背景・ねらい 養殖ブリは成熟年齢に達すると、春から夏にかけて体重が減少する。この体重減少は生殖腺の成熟や産卵に起因すると考えられているため、成熟や産卵をしないブリを作出することができれば、この問題を回避できると考えられる。そこで、他魚種で不妊の効果が確認されている三倍体をブリで作出し、成熟期における生殖腺の発達状況を確認した。
成果の内容・特徴
  1. 平成27年4月に西海区水産研究所五島庁舎で人工授精により得られたブリ受精卵に低水温処理(受精3分後から20分間、5℃を維持)を行った。対照区(二倍体)は未処理の受精卵を使用した。
  2. 低水温処理区および未処理区の受精卵より得られた仔魚を用いて種苗生産を行った。全長30cmに達した時点でフローサイトメトリーにより倍数性を確認し、低水温処理区で三倍体のみを抽出し、飼育を継続した。全長30cm時点の低水温処理区における三倍体出現率は70.7%であった。なお、未処理区には三倍体は出現しなかった。

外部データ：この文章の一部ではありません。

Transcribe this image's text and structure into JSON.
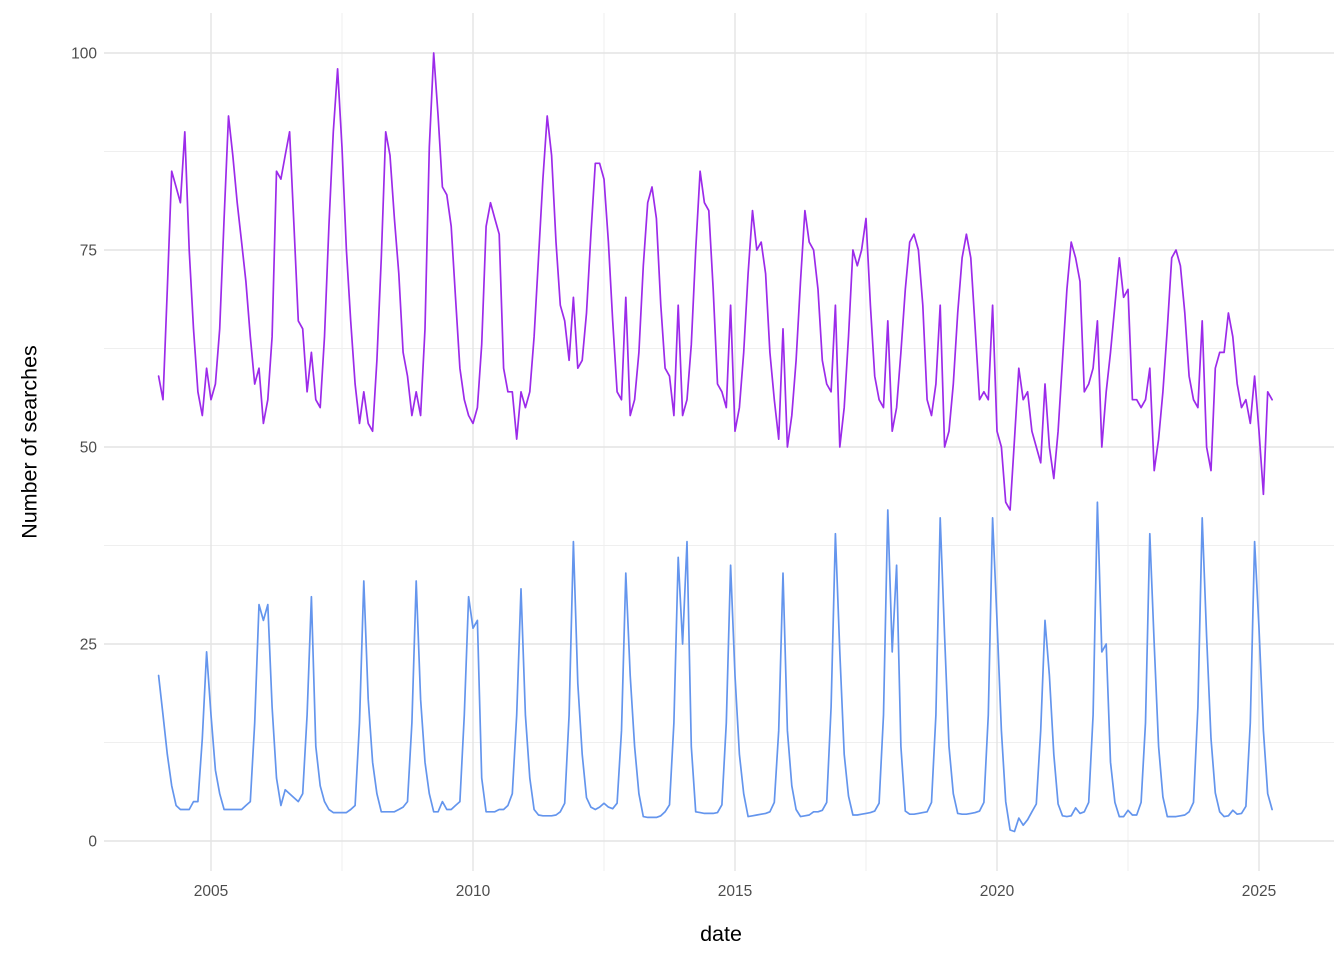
{
  "chart_data": {
    "type": "line",
    "title": "",
    "xlabel": "date",
    "ylabel": "Number of searches",
    "x_start": "2004-01",
    "x_end": "2025-04",
    "frequency": "monthly",
    "x_ticks": [
      2005,
      2010,
      2015,
      2020,
      2025
    ],
    "x_tick_labels": [
      "2005",
      "2010",
      "2015",
      "2020",
      "2025"
    ],
    "x_minor_ticks": [
      2007.5,
      2012.5,
      2017.5,
      2022.5
    ],
    "y_ticks": [
      0,
      25,
      50,
      75,
      100
    ],
    "y_tick_labels": [
      "0",
      "25",
      "50",
      "75",
      "100"
    ],
    "y_minor_ticks": [
      12.5,
      37.5,
      62.5,
      87.5
    ],
    "ylim": [
      -4,
      105
    ],
    "grid": true,
    "legend": false,
    "background": "#ffffff",
    "grid_major_color": "#e4e4e4",
    "grid_minor_color": "#efefef",
    "tick_label_color": "#4d4d4d",
    "series": [
      {
        "name": "series-1-purple",
        "color": "#9c2bea",
        "values": [
          59,
          56,
          70,
          85,
          83,
          81,
          90,
          75,
          65,
          57,
          54,
          60,
          56,
          58,
          65,
          79,
          92,
          87,
          81,
          76,
          71,
          64,
          58,
          60,
          53,
          56,
          64,
          85,
          84,
          87,
          90,
          78,
          66,
          65,
          57,
          62,
          56,
          55,
          64,
          78,
          90,
          98,
          88,
          75,
          66,
          58,
          53,
          57,
          53,
          52,
          61,
          74,
          90,
          87,
          79,
          72,
          62,
          59,
          54,
          57,
          54,
          65,
          88,
          100,
          92,
          83,
          82,
          78,
          69,
          60,
          56,
          54,
          53,
          55,
          63,
          78,
          81,
          79,
          77,
          60,
          57,
          57,
          51,
          57,
          55,
          57,
          64,
          74,
          84,
          92,
          87,
          76,
          68,
          66,
          61,
          69,
          60,
          61,
          67,
          77,
          86,
          86,
          84,
          76,
          66,
          57,
          56,
          69,
          54,
          56,
          62,
          73,
          81,
          83,
          79,
          68,
          60,
          59,
          54,
          68,
          54,
          56,
          63,
          75,
          85,
          81,
          80,
          70,
          58,
          57,
          55,
          68,
          52,
          55,
          62,
          72,
          80,
          75,
          76,
          72,
          62,
          56,
          51,
          65,
          50,
          54,
          61,
          71,
          80,
          76,
          75,
          70,
          61,
          58,
          57,
          68,
          50,
          55,
          64,
          75,
          73,
          75,
          79,
          68,
          59,
          56,
          55,
          66,
          52,
          55,
          62,
          70,
          76,
          77,
          75,
          68,
          56,
          54,
          58,
          68,
          50,
          52,
          58,
          67,
          74,
          77,
          74,
          65,
          56,
          57,
          56,
          68,
          52,
          50,
          43,
          42,
          51,
          60,
          56,
          57,
          52,
          50,
          48,
          58,
          50,
          46,
          52,
          61,
          70,
          76,
          74,
          71,
          57,
          58,
          60,
          66,
          50,
          57,
          62,
          68,
          74,
          69,
          70,
          56,
          56,
          55,
          56,
          60,
          47,
          51,
          57,
          65,
          74,
          75,
          73,
          67,
          59,
          56,
          55,
          66,
          50,
          47,
          60,
          62,
          62,
          67,
          64,
          58,
          55,
          56,
          53,
          59,
          52,
          44,
          57,
          56
        ]
      },
      {
        "name": "series-2-blue",
        "color": "#6495ed",
        "values": [
          21,
          16,
          11,
          7,
          4.5,
          4,
          4,
          4,
          5,
          5,
          13,
          24,
          16,
          9,
          6,
          4,
          4,
          4,
          4,
          4,
          4.5,
          5,
          15,
          30,
          28,
          30,
          17,
          8,
          4.5,
          6.5,
          6,
          5.5,
          5,
          6,
          16,
          31,
          12,
          7,
          5,
          4,
          3.6,
          3.6,
          3.6,
          3.6,
          4,
          4.5,
          15,
          33,
          18,
          10,
          6,
          3.7,
          3.7,
          3.7,
          3.7,
          4,
          4.3,
          5,
          15,
          33,
          18,
          10,
          6,
          3.7,
          3.7,
          5,
          4,
          4,
          4.5,
          5,
          16,
          31,
          27,
          28,
          8,
          3.7,
          3.7,
          3.7,
          4,
          4,
          4.5,
          6,
          16,
          32,
          16,
          8,
          4,
          3.3,
          3.2,
          3.2,
          3.2,
          3.3,
          3.7,
          4.8,
          16,
          38,
          20,
          11,
          5.5,
          4.3,
          4,
          4.3,
          4.8,
          4.3,
          4.1,
          4.8,
          14,
          34,
          21,
          12,
          6,
          3.1,
          3,
          3,
          3,
          3.2,
          3.7,
          4.6,
          15,
          36,
          25,
          38,
          12,
          3.7,
          3.6,
          3.5,
          3.5,
          3.5,
          3.6,
          4.6,
          15,
          35,
          21,
          11,
          6,
          3.1,
          3.2,
          3.3,
          3.4,
          3.5,
          3.7,
          4.9,
          14,
          34,
          14,
          7,
          4,
          3.1,
          3.2,
          3.3,
          3.7,
          3.7,
          3.9,
          4.9,
          17,
          39,
          24,
          11,
          5.7,
          3.3,
          3.3,
          3.4,
          3.5,
          3.6,
          3.8,
          4.8,
          16,
          42,
          24,
          35,
          12,
          3.8,
          3.4,
          3.4,
          3.5,
          3.6,
          3.7,
          4.9,
          16,
          41,
          26,
          12,
          6,
          3.5,
          3.4,
          3.4,
          3.5,
          3.6,
          3.8,
          4.9,
          16,
          41,
          28,
          14,
          5,
          1.4,
          1.2,
          2.9,
          2,
          2.7,
          3.7,
          4.7,
          14,
          28,
          21,
          11,
          4.7,
          3.2,
          3.1,
          3.2,
          4.2,
          3.5,
          3.7,
          4.9,
          16,
          43,
          24,
          25,
          10,
          4.9,
          3.1,
          3.1,
          3.9,
          3.3,
          3.3,
          4.9,
          15,
          39,
          25,
          12,
          5.6,
          3.1,
          3.1,
          3.1,
          3.2,
          3.3,
          3.7,
          4.9,
          17,
          41,
          26,
          13,
          6.1,
          3.7,
          3.1,
          3.2,
          3.9,
          3.4,
          3.5,
          4.4,
          15,
          38,
          27,
          14,
          6,
          4
        ]
      }
    ]
  }
}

  3. 平成29年4月(2歳)にサンプリングを行い、各区15尾について生殖腺を調べたところ、二倍体では精巣を有するオス7個体と卵巣を有するメス8個体が確認できたが、三倍体はすべての個体がメスであり、精巣を有するオスは確認できなかった。二倍体の卵巣は周辺仁期から卵黄球期までの卵母細胞が存在した(図1)のに対し、三倍体の卵巣内は卵原細胞のみであり、卵母細胞は確認できなかった(図2)。GSI(生殖腺重量指数:生殖腺重量/魚体重×100)は二倍体メスが平均1.49に対し、三倍体メスは平均0.08だった(図3)。なお、サンプルの平均体重は二倍体が2.22±0.40kg、三倍体が2.05±0.47kgであり、両者の間に有意な差は認められなかった(t検定、p>0.05、図4)。
成果の活用面・留意点 三倍体ブリの卵巣内は2歳の成熟期の時点では、卵原細胞のみであり、成熟が抑制されていると考えられた。今回の実験では供試魚の実験終了時における平均体重が約2kgであり、養殖ブリの一般的な出荷サイズ(4kg)に達していなかった。そのため、さらに1年間飼育を継続し、出荷サイズでの成熟状況および体重減少の有無を確認する必要がある。